Today is Veteran's Day.
A day where we honor all of those men and women who have sacrificed so much of their lives and sometimes they give just that.
16 years ago on 9 September 1998, I officially became a veteran.
16 years ago!
I still remember that day, what I was wearing, who was there with me, and the feeling of anticipation, excitement, and fear.
I didn't know that I was capable of scaling walls, climbing towers and repelling down them, shooting guns, breathing in CS gas and realizing how much snot a person's head can hold, being away from my family for so long, meeting people I never would have dreamed of meeting, learning how to communicate with the phonetic alphabet, talking over the mysterious radio wire that all the Sergeants made the privates look for endlessly, traveling across the world to a foreign country where I worked in a haunted office and tracked missiles and storms, and where God introduced me to my husband and our son was born at, and where my life really just began. When I signed those papers, I didn't know that I would still be in 16 years later looking at probable medical retirement. I didn't know how much my life would change.
I'm so glad I didn't know.
Not because it has been a bad ride, but rather because it has been an amazing ride of learning what I am capable of.

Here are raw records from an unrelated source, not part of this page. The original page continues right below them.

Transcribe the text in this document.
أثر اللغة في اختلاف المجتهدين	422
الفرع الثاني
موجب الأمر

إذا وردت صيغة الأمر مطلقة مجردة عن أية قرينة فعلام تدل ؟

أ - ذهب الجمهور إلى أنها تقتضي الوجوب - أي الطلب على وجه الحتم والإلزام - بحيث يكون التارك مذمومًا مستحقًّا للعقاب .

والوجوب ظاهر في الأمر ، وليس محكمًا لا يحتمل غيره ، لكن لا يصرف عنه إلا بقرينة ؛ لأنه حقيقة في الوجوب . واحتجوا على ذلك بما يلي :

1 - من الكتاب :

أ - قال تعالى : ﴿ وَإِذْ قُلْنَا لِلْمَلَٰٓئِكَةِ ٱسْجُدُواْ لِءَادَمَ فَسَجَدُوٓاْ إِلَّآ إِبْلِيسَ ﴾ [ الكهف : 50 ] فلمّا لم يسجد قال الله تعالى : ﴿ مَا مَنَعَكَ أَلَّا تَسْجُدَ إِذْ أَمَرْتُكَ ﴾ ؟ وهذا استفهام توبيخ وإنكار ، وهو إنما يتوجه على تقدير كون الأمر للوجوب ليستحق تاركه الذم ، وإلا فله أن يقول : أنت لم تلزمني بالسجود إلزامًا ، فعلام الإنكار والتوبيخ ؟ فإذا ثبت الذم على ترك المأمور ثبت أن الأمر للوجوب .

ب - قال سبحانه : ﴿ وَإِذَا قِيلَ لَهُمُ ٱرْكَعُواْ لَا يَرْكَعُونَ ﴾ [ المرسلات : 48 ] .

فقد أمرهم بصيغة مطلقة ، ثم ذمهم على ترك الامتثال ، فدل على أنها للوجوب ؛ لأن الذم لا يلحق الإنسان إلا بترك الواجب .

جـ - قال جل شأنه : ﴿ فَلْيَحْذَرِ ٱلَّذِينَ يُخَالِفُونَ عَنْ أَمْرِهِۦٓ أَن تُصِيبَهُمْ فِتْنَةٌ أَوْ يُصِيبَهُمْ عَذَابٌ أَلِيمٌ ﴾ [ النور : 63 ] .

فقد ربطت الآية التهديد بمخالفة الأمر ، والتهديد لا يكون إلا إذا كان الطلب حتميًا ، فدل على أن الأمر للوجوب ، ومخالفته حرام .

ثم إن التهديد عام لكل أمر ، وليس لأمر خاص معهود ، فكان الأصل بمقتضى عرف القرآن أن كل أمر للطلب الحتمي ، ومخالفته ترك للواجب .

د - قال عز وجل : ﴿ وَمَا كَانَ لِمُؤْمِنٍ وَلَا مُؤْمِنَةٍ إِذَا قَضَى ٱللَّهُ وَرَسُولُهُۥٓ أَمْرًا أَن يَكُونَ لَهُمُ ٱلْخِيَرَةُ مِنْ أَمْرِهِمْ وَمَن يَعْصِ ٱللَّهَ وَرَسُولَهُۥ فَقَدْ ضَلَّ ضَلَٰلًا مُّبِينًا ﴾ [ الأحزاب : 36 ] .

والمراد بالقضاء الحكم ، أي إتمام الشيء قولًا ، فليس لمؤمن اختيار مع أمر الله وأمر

The army has taught me so many life lessons that I would have never learned somewhere else. Not many mom's can tear apart a M16 or M4 and put it back together in her sleep. Not many mom's can do push ups better than most men. Not many mom's can march for hours in combat boots that have been spit shined so well you can see your reflection.
However, not many mom's made build a bear dogs with special love in their hearts so her kids would have something to hug at night when she wasn't there. Not many moms have missed first birthdays, and many other ones because of training
or deployments. Not many moms needed to record bed time stories so she could still read to her kids every night. Not many mom's cried themselves to sleep more often than not unsure if what they were doing was the right thing for their kids.
And not many mom's have had the pleasure of their daughter getting so excited to be picked to escort a veteran at her school's Veteran's Day Assembly. And to have a daughter who hates to shop for clothes ask to go shopping for a dress so she looked nice for the day. Not many mom's have had their eyes tear up watching her daughter sing
The National Anthem and say the Pledge of Allegiance with a couple hundred other 5th and 6th graders.
Yup, I'm a sap.
You know, I feel really weird when people thank me for my service because I feel as if I didn't do anything special or heroic. It took until I saw this past weeks Grey's Anatomy when Owen tells a veteran patient who felt like the services out there to help us were for those who actually fought in the war and not for those of us who supported it, that she gave all she had to give and that was important because only she could do that, for me to realize that I gave all that I had to give as well. Perhaps all of the thank yous I get are because they themselves were unable to give themselves or maybe they have been where I have been. I don't know, but I do know that I am humbled each and every time some one tells me thanks. And I so very much appreciate all the love and kindNess veterans are given today.
If you see me hugging eldry men and women strangers , don't worry about it....more than likely I am telling them thank you for their service so that I can wear the uniform today.